House on a truck shelters roving peace advocate

DAN RODRICKS

May 11, 1993|By DAN RODRICKS

Karl Meyer drove his Peace House into Baltimore last week, for a two-day stop in a long journey that began 35 years ago when a shy farm boy from Vermont first acted on his great notions to save mankind.

A few minor adjustments in thinking -- and several jail sentences -- later, the whiskered peace activist is still on the road, spreading his philosophy of nonviolence, simplicity and reverence for the earth.

The Peace House is a symmetrical bulk of copper and wood that Meyer, a carpenter, erected on a Ford flatbed truck. He sleeps in it, drives it across the country, conducts lectures out of it. The Peace House contains a library on nonviolence. Its side windows display a sort of Hall of Fame of social activists, pacifists and thinkers.

Here are Albert Schweitzer, Martin Luther King Jr., the Dalai Lama, Bertrand Russell, Sojourner Truth, Mohandas Gandhi. There's a photograph of Thich Nhat Hanh, a Buddhist monk who helped Meyer organize a demonstration outside the U.S. Embassy in Saigon during the Vietnam War. Cesar Chavez is here, and Abraham Muste, Helen Caldicott and the Sioux wise man, Black Elk.

Black Elk, a survivor of the first battle of Wounded Knee, is quoted on one of the posters: "The center is really everywhere; it is within each of us."

Karl Meyer subscribes to that idea. It was something he learned early on, the hard way. Back in the 1950s, when not yet 20 years old, Meyer went to Washington for two reasons: to lobby Congress for an end to the nuclear arms race and to establish a storefront shelter for the poor. Neither venture worked out very well.

"I was very idealistic," he says. "I was naive. I realized that, to bring change, you can't start at the top, you have to start at the bottom. I learned that you didn't go [to politicians] and ask them to learn to live in a peaceable way. You have to do it yourself. I learned that you can't save the world, you can't really save

another person. The world has to want to save itself; that other person has to want to save himself."

His inspiration was Dorothy Day, who founded the Catholic Worker movement to serve the poor and work for peace. In fact, the first time Meyer was arrested -- and he's been arrested many times during his 55 years -- he was with Dorothy Day in the Bowery, New York. It was 1958. Meyer had left the University of Chicago to save the world. He met Day as she and her comrades set out to protest the nuclear arms race by refusing to take part in a mandatory statewide air-raid drill. When they were arrested, the protesters were sitting on benches in a park, enjoying the sun. On his first venture into the world of peace activism, Karl Meyer got a 30-day jail sentence.

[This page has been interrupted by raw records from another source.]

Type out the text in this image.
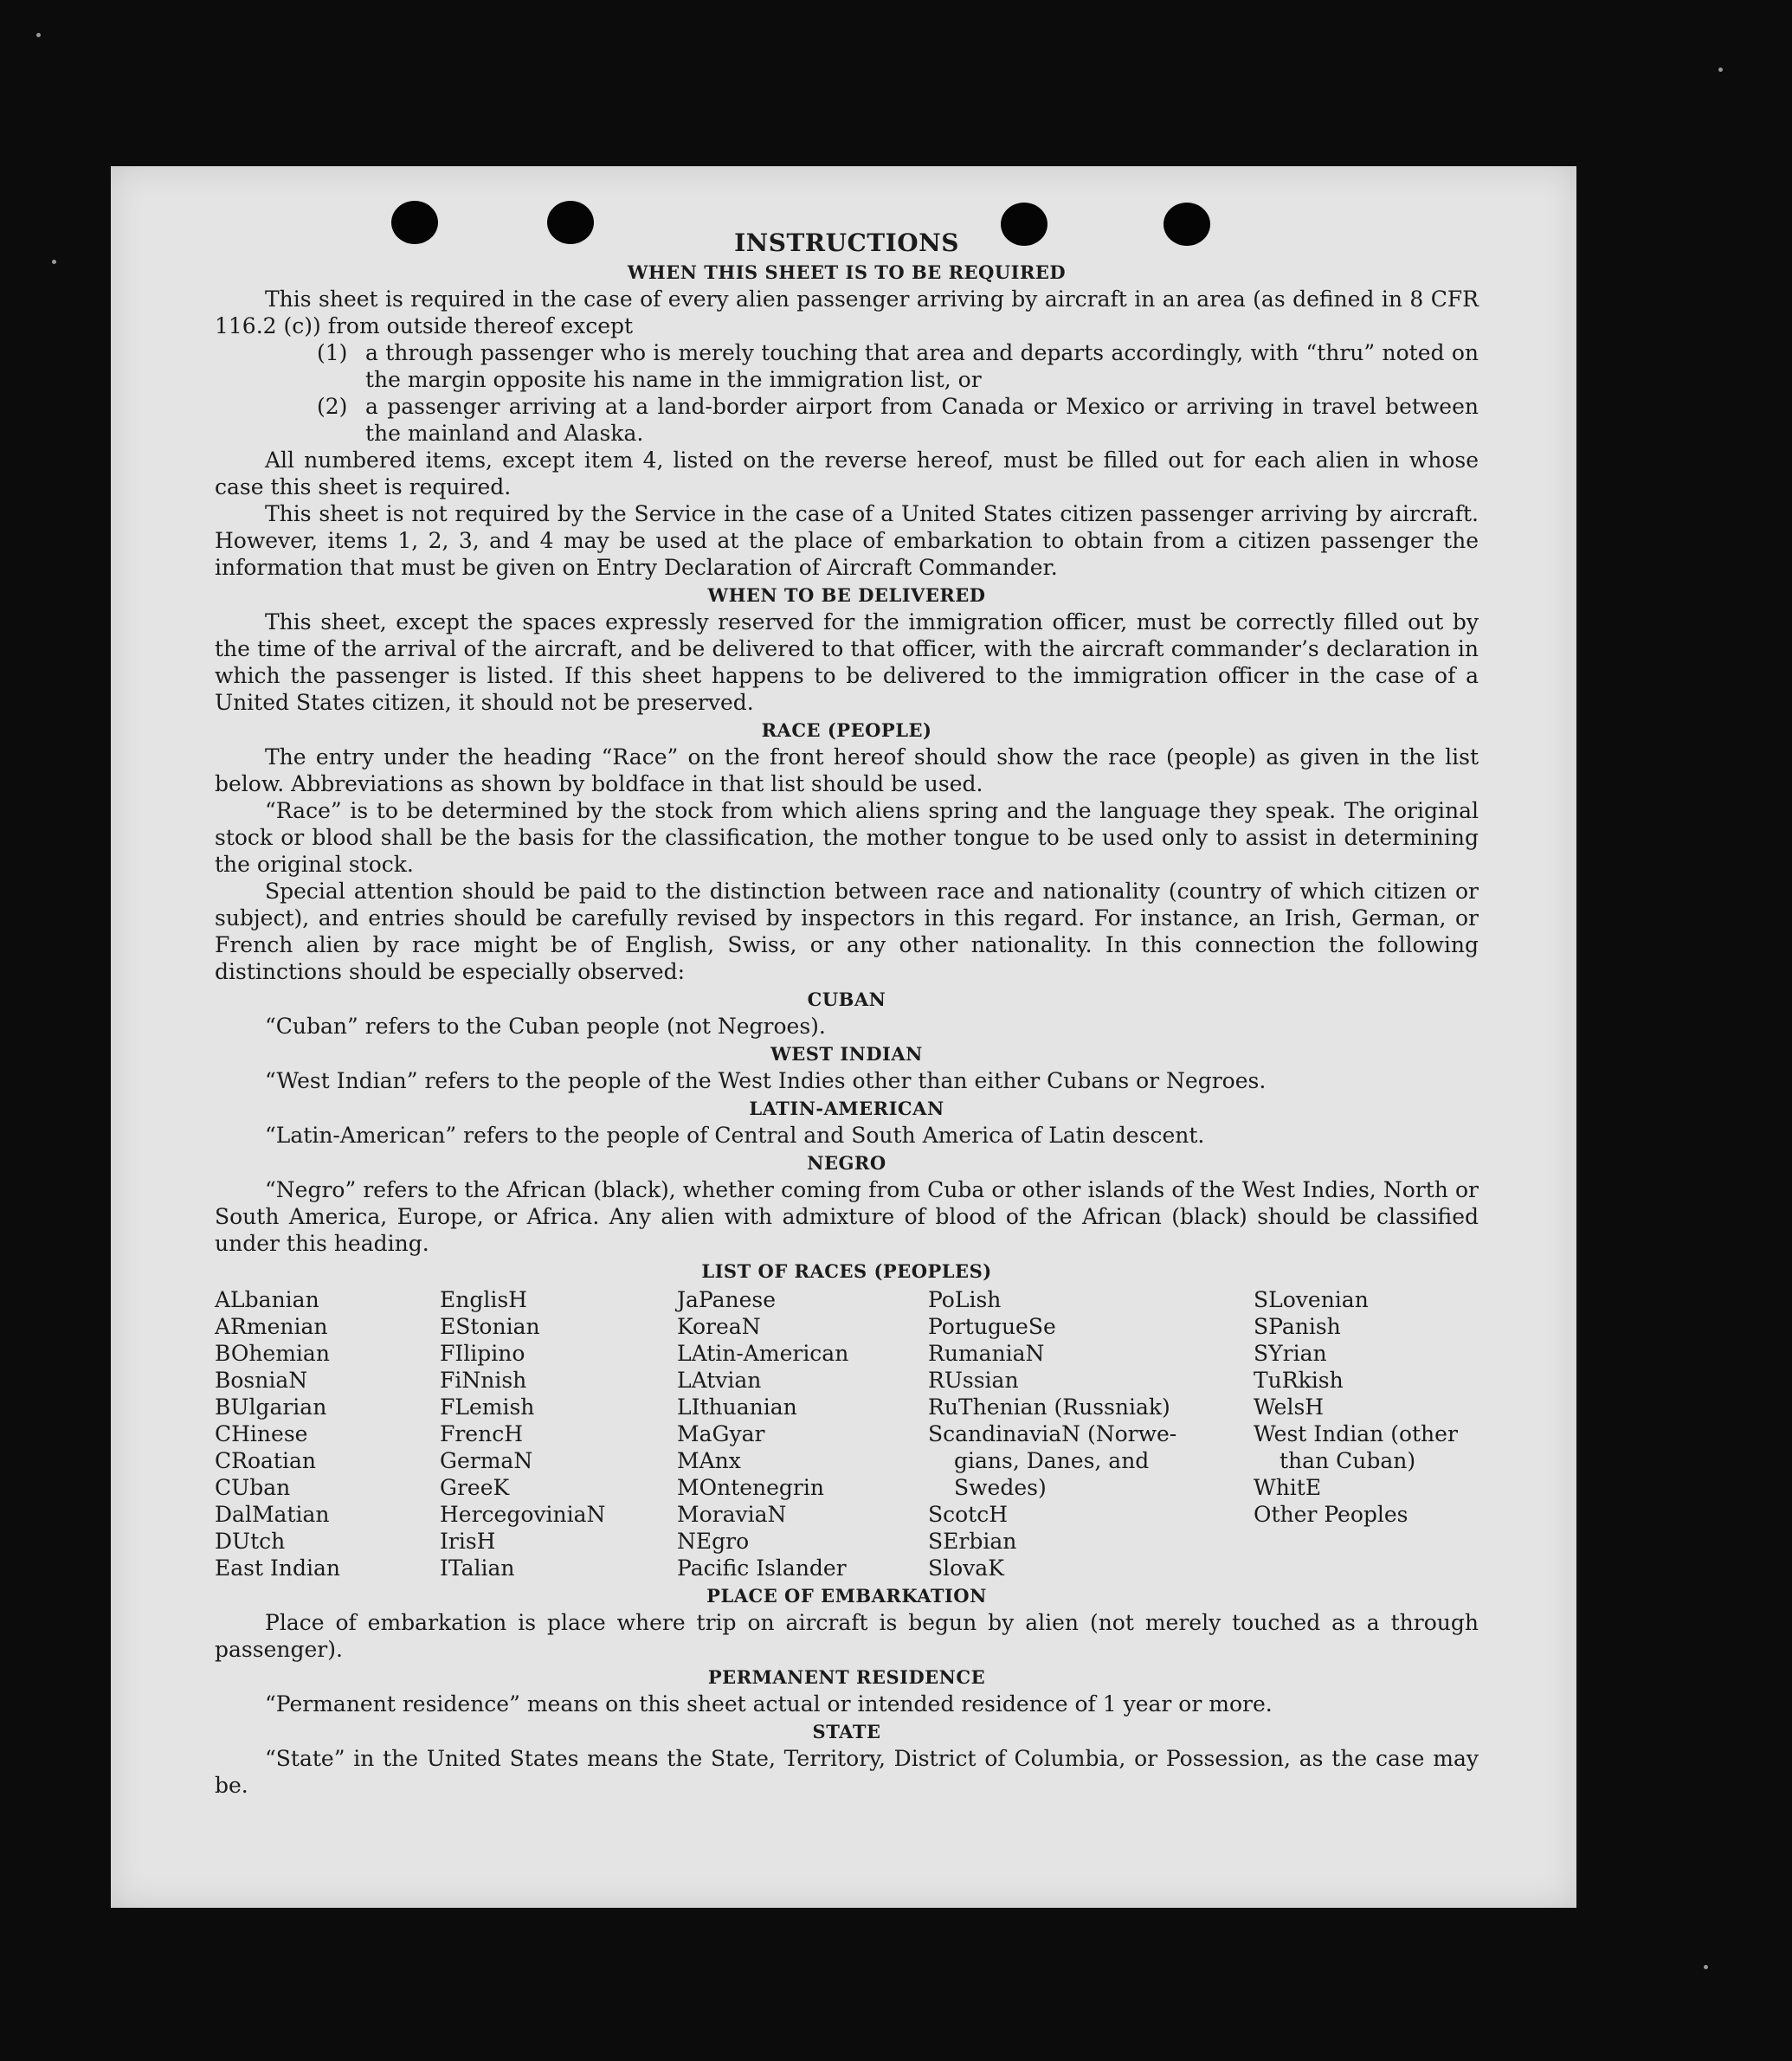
INSTRUCTIONS
WHEN THIS SHEET IS TO BE REQUIRED

This sheet is required in the case of every alien passenger arriving by aircraft in an area (as defined in 8 CFR 116.2 (c)) from outside thereof except

(1) a through passenger who is merely touching that area and departs accordingly, with “thru” noted on the margin opposite his name in the immigration list, or
(2) a passenger arriving at a land-border airport from Canada or Mexico or arriving in travel between the mainland and Alaska.

All numbered items, except item 4, listed on the reverse hereof, must be filled out for each alien in whose case this sheet is required.

This sheet is not required by the Service in the case of a United States citizen passenger arriving by aircraft. However, items 1, 2, 3, and 4 may be used at the place of embarkation to obtain from a citizen passenger the information that must be given on Entry Declaration of Aircraft Commander.

WHEN TO BE DELIVERED

This sheet, except the spaces expressly reserved for the immigration officer, must be correctly filled out by the time of the arrival of the aircraft, and be delivered to that officer, with the aircraft commander’s declaration in which the passenger is listed. If this sheet happens to be delivered to the immigration officer in the case of a United States citizen, it should not be preserved.

RACE (PEOPLE)

The entry under the heading “Race” on the front hereof should show the race (people) as given in the list below. Abbreviations as shown by boldface in that list should be used.

“Race” is to be determined by the stock from which aliens spring and the language they speak. The original stock or blood shall be the basis for the classification, the mother tongue to be used only to assist in determining the original stock.

Special attention should be paid to the distinction between race and nationality (country of which citizen or subject), and entries should be carefully revised by inspectors in this regard. For instance, an Irish, German, or French alien by race might be of English, Swiss, or any other nationality. In this connection the following distinctions should be especially observed:

CUBAN

“Cuban” refers to the Cuban people (not Negroes).

WEST INDIAN

“West Indian” refers to the people of the West Indies other than either Cubans or Negroes.

LATIN-AMERICAN

“Latin-American” refers to the people of Central and South America of Latin descent.

NEGRO

“Negro” refers to the African (black), whether coming from Cuba or other islands of the West Indies, North or South America, Europe, or Africa. Any alien with admixture of blood of the African (black) should be classified under this heading.

LIST OF RACES (PEOPLES)
ALbanian
ARmenian
BOhemian
BosniaN
BUlgarian
CHinese
CRoatian
CUban
DalMatian
DUtch
East Indian
EnglisH
EStonian
FIlipino
FiNnish
FLemish
FrencH
GermaN
GreeK
HercegoviniaN
IrisH
ITalian
JaPanese
KoreaN
LAtin-American
LAtvian
LIthuanian
MaGyar
MAnx
MOntenegrin
MoraviaN
NEgro
Pacific Islander
PoLish
PortugueSe
RumaniaN
RUssian
RuThenian (Russniak)
ScandinaviaN (Norwe-
gians, Danes, and
Swedes)
ScotcH
SErbian
SlovaK
SLovenian
SPanish
SYrian
TuRkish
WelsH
West Indian (other
than Cuban)
WhitE
Other Peoples
PLACE OF EMBARKATION

Place of embarkation is place where trip on aircraft is begun by alien (not merely touched as a through passenger).

PERMANENT RESIDENCE

“Permanent residence” means on this sheet actual or intended residence of 1 year or more.

STATE

“State” in the United States means the State, Territory, District of Columbia, or Possession, as the case may be.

He's been arrested since then for his role in protests against nuclear arms, the war in Vietnam and, during the 1980s, U.S. policy in Central America. He marched for civil rights with King. He founded his own Catholic Worker soup kitchen and shelter in Chicago, and operated it for 13 years. His door was always open to the poor. "I didn't tell them how to live," he says. "I just provided them with food and shelter."

"I've had 35 years of firefights," he says on the steps of Viva House in West Baltimore, home of the Baltimore Catholic Worker soup kitchen. The Peace House is parked curbside, 10 feet away. "Now I'm going to have another 35 years, and I'll try to reach young people, one by one, with a fundamental message of living the nonviolent life, living peacefully together, sharing, material simplicity, service to others, reverence for the earth, and integrating all those principles."

And, these days, he's frequently asked about the horrors of Bosnia -- specifically what he thinks the world's response ought to be. Tough call, Meyer says, but certainly the answer is not in guns and air strikes. The road to peace requires imagination and hard sweat.

"Mobilizing world opinion," Meyer says. "Massive diplomatic intervention . . . The challenge to the world community is to show that this road is possible and to foster the development of strong public opinion within Yugoslavia for taking the road to peace.

"The task of the world community is to give voice to the demand for peace in behalf of the unarmed victims. Those in Yugoslavia who are open to a peaceful path probably constitute a silent majority. We must appeal to them. We must allow them to feel part of an overwhelming international consensus."